While I basically understand his arguments and agree with him, I wonder if this is still true when the size of the array is significantly larger than cache size. I would say that this is the case where performance really matters.
To summarize: Do arrays still perform better than lists in most cases, even if their size is much larger than cache size and a large percentage of the operations are inserts or deletes? If yes, how can this be explained?
Arrays perform better not only because of caching, but also because of prefetching.
Caching has 2 main benefits - sequential elements may reside in the same line, so you may fetch once and use the entire line multiple times (while in a linked list your next element is elsewhere so you don't enjoy the benefit). This benefit is reduced the bigger the elements become, and is gone once your element passes a line size.
The second benefit is more subtle - you get better utilization of the cache since it's organized in a way that benefits sequential allocation. This means that an array up to the cache size may still fit, while a randomly allocated list may have some collisions that would cause thrashing even if the list size is smaller than the cache.
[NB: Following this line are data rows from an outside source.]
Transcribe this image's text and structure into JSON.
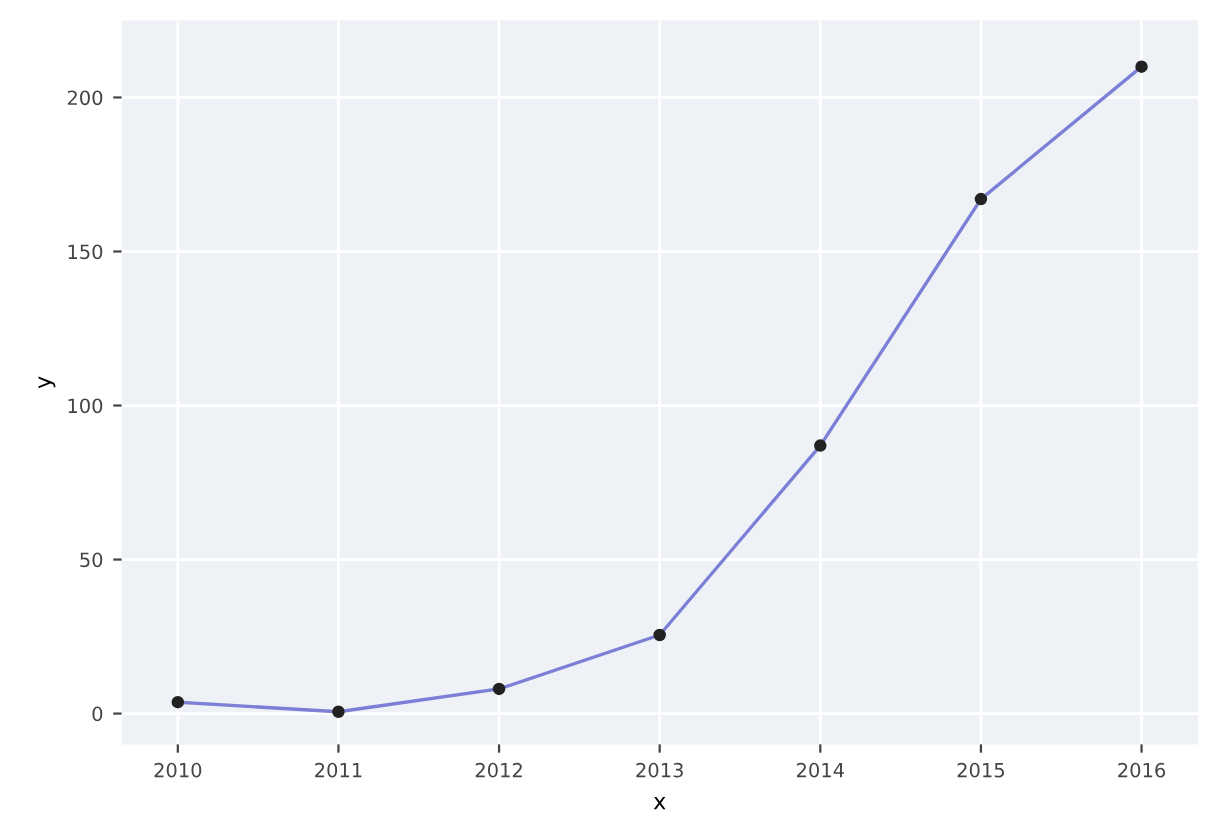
{
  "chart_data": {
    "type": "line",
    "xlabel": "x",
    "ylabel": "y",
    "x": [
      2010,
      2011,
      2012,
      2013,
      2014,
      2015,
      2016
    ],
    "xlim": [
      2009.65,
      2016.35
    ],
    "xticks": [
      2010,
      2011,
      2012,
      2013,
      2014,
      2015,
      2016
    ],
    "ylim": [
      -10,
      225
    ],
    "yticks": [
      0,
      50,
      100,
      150,
      200
    ],
    "series": [
      {
        "color": "#7b7fd6",
        "values": [
          3.7,
          0.6,
          8,
          25.5,
          87,
          167,
          210
        ]
      }
    ],
    "marker": "circle",
    "line_style": "solid",
    "grid": true
  }
}
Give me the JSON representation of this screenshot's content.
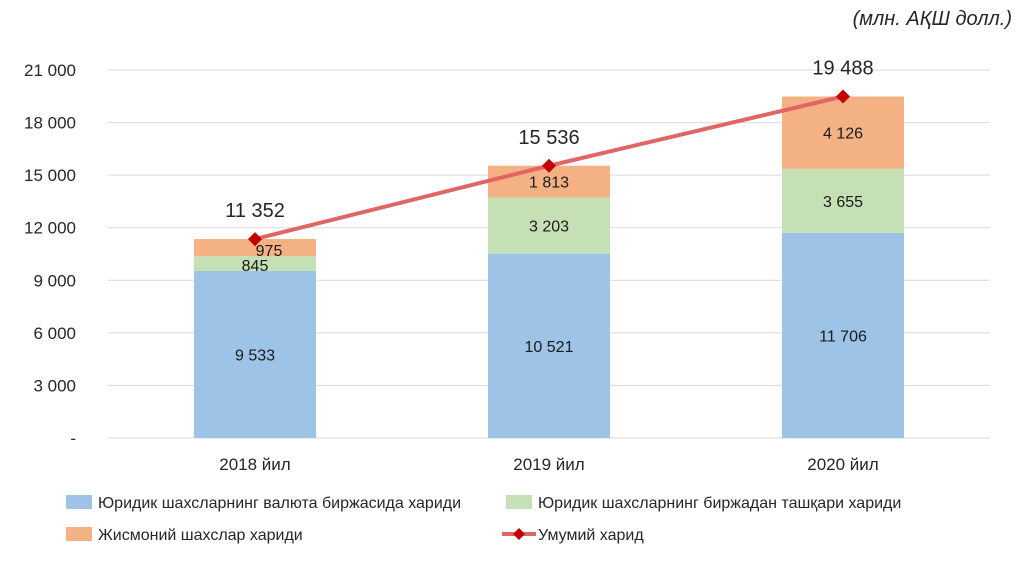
{
  "chart_data": {
    "type": "bar",
    "stacked": true,
    "unit_note": "(млн. АҚШ долл.)",
    "categories": [
      "2018 йил",
      "2019 йил",
      "2020 йил"
    ],
    "series": [
      {
        "name": "Юридик шахсларнинг валюта биржасида хариди",
        "values": [
          9533,
          10521,
          11706
        ],
        "value_labels": [
          "9 533",
          "10 521",
          "11 706"
        ],
        "color": "#9dc3e6"
      },
      {
        "name": "Юридик шахсларнинг биржадан ташқари хариди",
        "values": [
          845,
          3203,
          3655
        ],
        "value_labels": [
          "845",
          "3 203",
          "3 655"
        ],
        "color": "#c5e0b4"
      },
      {
        "name": "Жисмоний шахслар хариди",
        "values": [
          975,
          1813,
          4126
        ],
        "value_labels": [
          "975",
          "1 813",
          "4 126"
        ],
        "color": "#f4b183"
      }
    ],
    "line_series": {
      "name": "Умумий харид",
      "values": [
        11352,
        15536,
        19488
      ],
      "value_labels": [
        "11 352",
        "15 536",
        "19 488"
      ],
      "color": "#e06666",
      "marker_color": "#c00000"
    },
    "y_ticks": [
      {
        "value": 0,
        "label": "-"
      },
      {
        "value": 3000,
        "label": "3 000"
      },
      {
        "value": 6000,
        "label": "6 000"
      },
      {
        "value": 9000,
        "label": "9 000"
      },
      {
        "value": 12000,
        "label": "12 000"
      },
      {
        "value": 15000,
        "label": "15 000"
      },
      {
        "value": 18000,
        "label": "18 000"
      },
      {
        "value": 21000,
        "label": "21 000"
      }
    ],
    "ylim": [
      0,
      21000
    ],
    "grid": true,
    "legend_position": "bottom"
  }
}
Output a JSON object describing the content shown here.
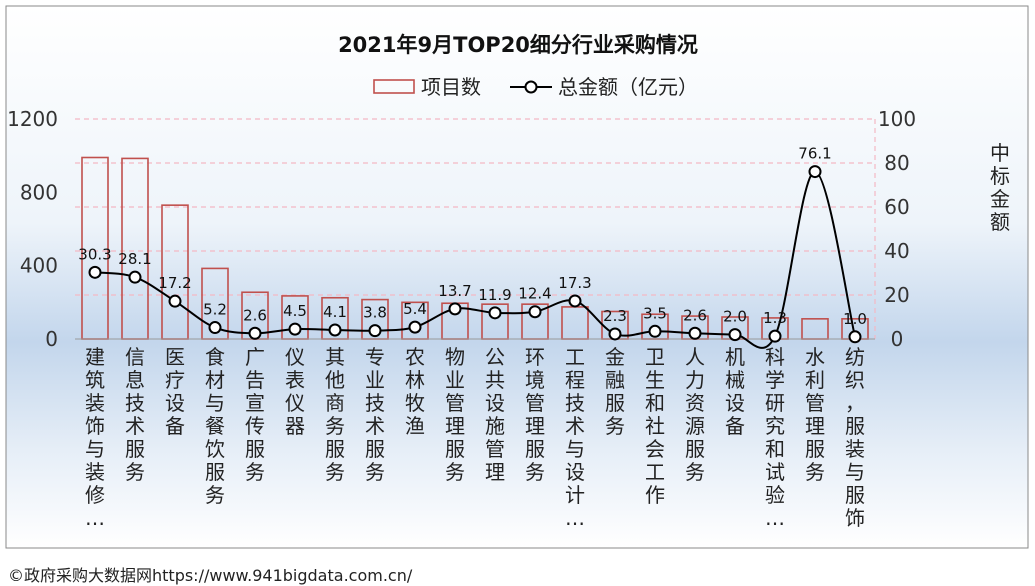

However, aside from caching, the bigger benefit from spatially allocated structures is from prefetching. Most CPUs would automatically prefetch the next lines in a stream of accesses such as an array access, and would therefore eliminate all misses in a scenario of sequential access.
On the other hand, all these benefits are just optimizations, so they can only speed up the performance linearly, but can never mitigate an asymptotic complexity difference such as the O(1) insertion that the list provides. Eventually, you will need to benchmark your code to see if such cases are required and create a bottleneck - if so, a hybrid approach may be needed.